Last week, the average interest rate on refinanced student loans jumped up. Yet for many borrowers, it could still be a good time to refinance. Rates are still relatively low.
For borrowers with a credit score of 720 or higher who prequalified on Credible.com’s student loan marketplace from March 13 to March 18, the average fixed interest rate on a 10-year refinance loan was 7.12%. On a five-year variable-rate loan, the rate was 4.79%, according to Credible.com.
Related: Best Student Loan Refinance Lenders
Last week, the average fixed rate on a 10-year refinance loan rose by 0.14% to 7.12%. The average stood at 6.98% the week prior.
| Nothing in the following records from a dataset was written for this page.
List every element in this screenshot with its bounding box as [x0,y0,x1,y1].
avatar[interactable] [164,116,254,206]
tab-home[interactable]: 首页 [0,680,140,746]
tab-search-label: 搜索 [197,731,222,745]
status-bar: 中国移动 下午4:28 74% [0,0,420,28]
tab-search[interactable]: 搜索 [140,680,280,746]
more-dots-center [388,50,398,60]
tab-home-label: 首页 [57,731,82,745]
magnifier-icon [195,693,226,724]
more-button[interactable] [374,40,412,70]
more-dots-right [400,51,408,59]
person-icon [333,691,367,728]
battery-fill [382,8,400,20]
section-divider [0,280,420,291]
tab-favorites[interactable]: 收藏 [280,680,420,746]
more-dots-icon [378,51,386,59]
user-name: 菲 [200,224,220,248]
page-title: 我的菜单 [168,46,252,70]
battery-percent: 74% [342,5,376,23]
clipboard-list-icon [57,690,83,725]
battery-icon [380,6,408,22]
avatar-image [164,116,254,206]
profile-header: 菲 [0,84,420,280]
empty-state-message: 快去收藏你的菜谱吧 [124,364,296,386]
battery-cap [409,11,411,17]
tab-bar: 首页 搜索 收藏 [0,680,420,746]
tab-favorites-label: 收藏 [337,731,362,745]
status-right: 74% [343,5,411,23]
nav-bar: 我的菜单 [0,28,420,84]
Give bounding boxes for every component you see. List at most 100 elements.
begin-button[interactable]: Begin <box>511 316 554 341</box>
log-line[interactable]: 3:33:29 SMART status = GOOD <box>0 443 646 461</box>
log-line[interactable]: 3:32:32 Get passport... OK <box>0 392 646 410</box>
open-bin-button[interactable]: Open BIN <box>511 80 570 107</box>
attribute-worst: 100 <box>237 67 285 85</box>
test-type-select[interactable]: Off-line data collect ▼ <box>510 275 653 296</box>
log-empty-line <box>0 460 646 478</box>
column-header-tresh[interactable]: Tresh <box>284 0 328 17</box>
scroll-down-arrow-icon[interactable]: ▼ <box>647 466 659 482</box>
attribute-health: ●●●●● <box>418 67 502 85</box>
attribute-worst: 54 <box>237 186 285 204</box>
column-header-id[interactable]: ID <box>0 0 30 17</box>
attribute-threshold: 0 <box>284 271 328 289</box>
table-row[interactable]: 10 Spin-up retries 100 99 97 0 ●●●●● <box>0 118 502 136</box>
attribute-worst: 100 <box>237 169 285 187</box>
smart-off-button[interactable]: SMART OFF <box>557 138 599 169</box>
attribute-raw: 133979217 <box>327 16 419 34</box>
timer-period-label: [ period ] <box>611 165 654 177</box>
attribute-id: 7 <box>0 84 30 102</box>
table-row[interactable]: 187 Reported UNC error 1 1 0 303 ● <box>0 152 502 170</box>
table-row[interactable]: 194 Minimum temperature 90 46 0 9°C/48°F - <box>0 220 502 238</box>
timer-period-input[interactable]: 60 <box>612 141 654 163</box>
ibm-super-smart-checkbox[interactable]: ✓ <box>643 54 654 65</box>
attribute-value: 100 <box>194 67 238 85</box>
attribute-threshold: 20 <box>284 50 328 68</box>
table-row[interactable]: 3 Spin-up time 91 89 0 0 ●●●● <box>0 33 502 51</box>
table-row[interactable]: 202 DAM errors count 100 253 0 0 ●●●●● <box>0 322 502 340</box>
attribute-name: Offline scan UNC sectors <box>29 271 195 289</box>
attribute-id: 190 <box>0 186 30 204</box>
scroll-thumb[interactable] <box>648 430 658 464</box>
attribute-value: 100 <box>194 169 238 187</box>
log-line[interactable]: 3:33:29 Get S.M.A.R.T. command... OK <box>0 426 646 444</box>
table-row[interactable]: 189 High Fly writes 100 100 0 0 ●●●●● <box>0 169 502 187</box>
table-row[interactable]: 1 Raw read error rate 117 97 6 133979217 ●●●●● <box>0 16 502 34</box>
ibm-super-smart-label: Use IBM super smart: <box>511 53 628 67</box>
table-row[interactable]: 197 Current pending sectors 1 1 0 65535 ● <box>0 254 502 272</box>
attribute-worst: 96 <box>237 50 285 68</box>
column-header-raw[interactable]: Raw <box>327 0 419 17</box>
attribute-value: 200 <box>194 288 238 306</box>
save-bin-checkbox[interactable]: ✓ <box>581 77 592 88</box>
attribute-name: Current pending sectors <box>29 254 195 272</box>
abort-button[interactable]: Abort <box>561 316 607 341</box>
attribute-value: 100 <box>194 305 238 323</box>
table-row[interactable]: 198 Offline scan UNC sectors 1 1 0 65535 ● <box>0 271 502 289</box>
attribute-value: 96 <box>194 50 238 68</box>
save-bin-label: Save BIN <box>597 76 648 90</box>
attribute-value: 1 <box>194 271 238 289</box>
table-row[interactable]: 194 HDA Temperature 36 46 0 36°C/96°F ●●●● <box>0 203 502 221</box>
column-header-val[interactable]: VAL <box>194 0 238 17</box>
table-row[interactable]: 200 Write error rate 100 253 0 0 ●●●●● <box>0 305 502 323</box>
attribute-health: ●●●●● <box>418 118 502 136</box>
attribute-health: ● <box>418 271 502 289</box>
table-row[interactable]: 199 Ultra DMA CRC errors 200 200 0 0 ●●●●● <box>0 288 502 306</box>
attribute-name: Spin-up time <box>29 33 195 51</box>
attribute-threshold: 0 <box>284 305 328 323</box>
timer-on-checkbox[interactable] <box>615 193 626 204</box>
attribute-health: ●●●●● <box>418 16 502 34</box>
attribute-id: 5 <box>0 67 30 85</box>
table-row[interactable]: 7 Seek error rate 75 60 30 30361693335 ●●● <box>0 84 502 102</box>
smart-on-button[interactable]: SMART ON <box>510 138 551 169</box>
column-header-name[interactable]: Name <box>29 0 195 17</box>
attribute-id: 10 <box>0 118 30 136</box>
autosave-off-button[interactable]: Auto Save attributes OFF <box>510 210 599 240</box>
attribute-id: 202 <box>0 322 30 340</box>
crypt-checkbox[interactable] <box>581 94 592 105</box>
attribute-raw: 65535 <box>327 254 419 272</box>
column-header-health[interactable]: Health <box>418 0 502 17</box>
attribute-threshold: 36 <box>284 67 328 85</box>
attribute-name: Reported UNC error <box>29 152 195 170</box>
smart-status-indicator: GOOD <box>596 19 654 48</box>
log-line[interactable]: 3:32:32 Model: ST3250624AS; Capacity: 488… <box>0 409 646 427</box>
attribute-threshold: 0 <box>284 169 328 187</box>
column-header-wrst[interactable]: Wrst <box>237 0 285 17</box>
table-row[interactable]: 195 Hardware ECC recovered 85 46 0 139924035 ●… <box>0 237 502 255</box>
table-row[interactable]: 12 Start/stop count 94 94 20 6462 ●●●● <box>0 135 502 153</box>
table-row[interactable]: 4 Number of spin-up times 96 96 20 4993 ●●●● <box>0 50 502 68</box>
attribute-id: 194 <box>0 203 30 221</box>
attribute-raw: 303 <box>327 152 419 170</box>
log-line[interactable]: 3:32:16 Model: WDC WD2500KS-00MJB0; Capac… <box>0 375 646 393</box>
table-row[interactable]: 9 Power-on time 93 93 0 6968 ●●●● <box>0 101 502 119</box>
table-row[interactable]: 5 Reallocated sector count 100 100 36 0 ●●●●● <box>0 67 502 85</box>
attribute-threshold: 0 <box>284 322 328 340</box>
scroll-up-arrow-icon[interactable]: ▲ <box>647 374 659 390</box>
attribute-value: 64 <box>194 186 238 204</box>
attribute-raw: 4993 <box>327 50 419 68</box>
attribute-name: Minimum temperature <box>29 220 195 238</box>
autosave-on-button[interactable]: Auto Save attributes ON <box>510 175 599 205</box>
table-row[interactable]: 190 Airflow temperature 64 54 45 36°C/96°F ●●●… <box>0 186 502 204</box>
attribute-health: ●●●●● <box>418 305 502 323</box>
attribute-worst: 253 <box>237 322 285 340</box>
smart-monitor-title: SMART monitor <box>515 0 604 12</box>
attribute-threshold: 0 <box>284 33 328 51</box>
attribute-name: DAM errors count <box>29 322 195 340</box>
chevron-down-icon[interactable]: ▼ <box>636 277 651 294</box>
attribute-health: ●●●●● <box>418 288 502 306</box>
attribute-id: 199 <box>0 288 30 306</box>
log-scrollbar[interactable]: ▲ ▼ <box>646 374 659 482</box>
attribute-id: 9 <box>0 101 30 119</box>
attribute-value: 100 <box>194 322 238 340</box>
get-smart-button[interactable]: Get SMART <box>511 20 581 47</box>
Because fixed interest rates don’t change throughout a borrower’s loan term, it’s possible to lock in a rate that’s substantially lower than you would have received at this time last year. The average fixed rate on a 10-year refinance loan at this time last year was 3.80%, or 3.32% lower than today’s rate.
A borrower who refinances $20,000 in student loans to today’s average fixed rate would pay around $233 per month and approximately $8,015 in total interest over 10 years, according to Forbes Advisor’s student loan calculator.
Average variable rates on five-year refinance loans moved even lower last week to 4.79% on average from 5.59%.
In contrast to fixed rates, variable interest rates fluctuate over the course of a loan term according to market conditions and the index they’re tied to. Many refinance lenders recalculate rates monthly for borrowers with variable-rate loans, but they typically limit how high the rate can go—to 18%, for instance.
If you were to refinance an existing $20,000 loan to a five-year loan at a variable interest rate of 4.79%, you’d pay approximately $376 on average per month. In total interest over the life of the loan, you’d pay around $2,530. Of course, since the interest rate is variable, it could fluctuate up or down from month to month.
Related: Should You Refinance Student Loans?
When Should You Refinance Student Loans?
Lenders generally require you to complete your degree before refinancing. Though it’s possible to find a lender without this requirement, in most cases, you’ll want to wait to refinance until after you’ve graduated.
Keep in mind that to get the lowest interest rates, you’ll need a good or excellent credit score.
If you don’t yet have strong enough credit or income to qualify, you can either wait and refinance later or use a co-signer. The co-signer you choose should be aware that they’ll be responsible for making student loan payments if you no longer can and that the loan will appear on their credit report.
Finally, make sure you can save enough money to justify refinancing. At today’s rates, most borrowers with high credit scores can benefit from refinancing. But those with less-than-great credit who won’t receive the lowest fixed or variable interest rates may not. First, explore rates you could prequalify for via multiple lenders, then calculate your potential savings.
Comparing Student Loan Refinancing Rates
Refinancing a student loan at the lowest possible interest rate is one of the best ways to reduce the amount of interest you’ll pay over the life of the loan.
Rates on variable loans may start out lower than rates on fixed-rate loans. Of course, because they’re variable, they’re subject to interest rate increases. You can limit the risk of interest rate increases with variable-rate loans by paying off your loan as quickly as possible. Still, if you like the reliability of a fixed payment, fixed-rate loans could be a better choice.
Regardless of whether you decide on a fixed- or variable-rate loan, it’s important to compare rates across multiple lenders to make sure you’re not missing out on possible savings. There’s a chance you could qualify for interest rate discounts by opting for automatic payments or by having an existing relationship with a lender.
Refinancing Student Loans: What Else to Consider
When you refinance federal student loans to a private loan means you’ll lose access to some federal loan benefits. You’ll no longer have access to features like:
Income-driven repayment plans
Generous deferment and forbearance options
If you’re thinking about refinancing federal student loans, first make sure you likely won’t need to use any of these programs. This may be the case if your income is stable and you plan to pay off a refinance loan quickly. You always have the option to refinance only your private loans, or only a portion of your federal loans. Since federal loans’ fixed interest rates are typically quite low, you may also decide refinancing wouldn’t lead to substantial savings.